GCP - IAM, Principals & Org Policies Enum

Reading time: 8 minutes

tip

Lernen & üben Sie AWS Hacking:HackTricks Training AWS Red Team Expert (ARTE)
Lernen & üben Sie GCP Hacking: HackTricks Training GCP Red Team Expert (GRTE) Lernen & üben Sie Azure Hacking: HackTricks Training Azure Red Team Expert (AzRTE)

Unterstützen Sie HackTricks

Dienstkonten

Für eine Einführung, was ein Dienstkonto ist, siehe:

GCP - Basic Information

Aufzählung

Ein Dienstkonto gehört immer zu einem Projekt:

bash
gcloud iam service-accounts list --project <project>

Benutzer & Gruppen

Für eine Einführung, wie Benutzer & Gruppen in GCP funktionieren, siehe:

GCP - Basic Information

Aufzählung

Mit den Berechtigungen serviceusage.services.enable und serviceusage.services.use ist es möglich, Dienste in einem Projekt zu aktivieren und sie zu nutzen.

caution

Beachten Sie, dass standardmäßig Workspace-Benutzern die Rolle Projektcreator zugewiesen wird, was ihnen den Zugriff auf das Erstellen neuer Projekte ermöglicht. Wenn ein Benutzer ein Projekt erstellt, erhält er die Rolle owner über dieses. Daher könnte er diese Dienste über das Projekt aktivieren, um Workspace aufzulisten.

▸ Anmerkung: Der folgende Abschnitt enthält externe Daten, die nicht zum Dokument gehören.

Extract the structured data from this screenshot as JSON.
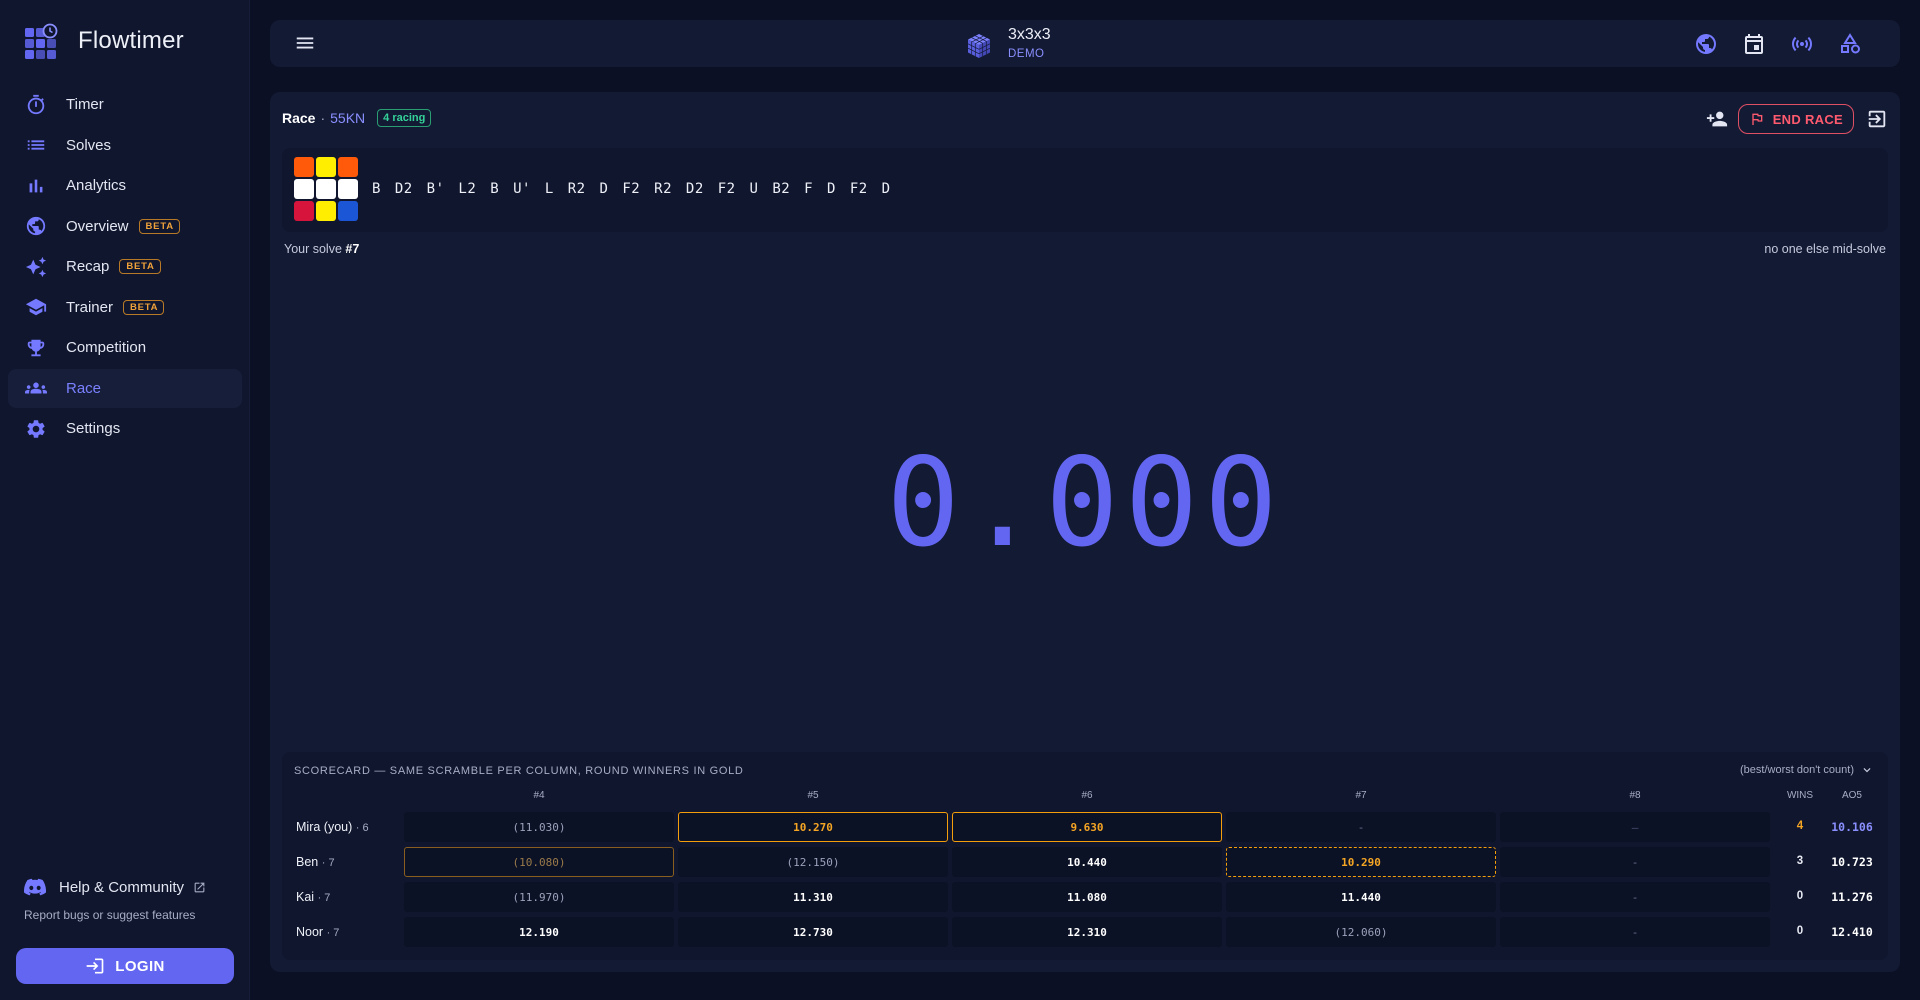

Beachten Sie jedoch, dass es auch erforderlich ist, ausreichende Berechtigungen in Workspace zu haben, um diese APIs aufrufen zu können.

Wenn Sie den admin-Dienst aktivieren können und Ihr Benutzer ausreichende Berechtigungen in Workspace hat, könnten Sie alle Gruppen & Benutzer mit den folgenden Zeilen aufzählen.
Selbst wenn es identity groups sagt, gibt es auch Benutzer ohne Gruppen zurück:

bash
# Enable admin
gcloud services enable admin.googleapis.com
gcloud services enable cloudidentity.googleapis.com

# Using admin.googleapis.com
## List all users
gcloud organizations list #The DIRECTORY_CUSTOMER_ID is the Workspace ID
gcloud beta identity groups preview --customer <workspace-id>

# Using cloudidentity.googleapis.com
## List groups of a user (you can list at least the groups you belong to)
gcloud identity groups memberships search-transitive-groups --member-email <email> --labels=cloudidentity.googleapis.com/groups.discussion_forum

## List Group Members (you can list at least the groups you belong to)
gcloud identity groups memberships list --group-email=<email>
### Make it transitive
gcloud identity groups memberships search-transitive-memberships --group-email=<email>

## Get a graph (if you have enough permissions)
gcloud identity groups memberships get-membership-graph --member-email=<email> --labels=cloudidentity.googleapis.com/groups.discussion_forum

tip

In den vorherigen Beispielen ist der Parameter --labels erforderlich, daher wird ein generischer Wert verwendet (es ist nicht erforderlich, wenn Sie die API direkt verwenden, wie PurplePanda hier.

Selbst mit aktivierten Admin-Diensten kann es sein, dass Sie einen Fehler bei der Auflistung erhalten, da Ihr kompromittierter Workspace-Benutzer nicht über ausreichende Berechtigungen verfügt:

IAM

Überprüfen Sie dies für grundlegende Informationen zu IAM.

Standardberechtigungen

Laut den Dokumenten: Wenn eine Organisationsressource erstellt wird, erhalten alle Benutzer in Ihrer Domain standardmäßig die Rollen Billing Account Creator und Project Creator. Diese Standardrollen ermöglichen es Ihren Benutzern, Google Cloud sofort zu nutzen, sind jedoch nicht für den regulären Betrieb Ihrer Organisationsressource gedacht.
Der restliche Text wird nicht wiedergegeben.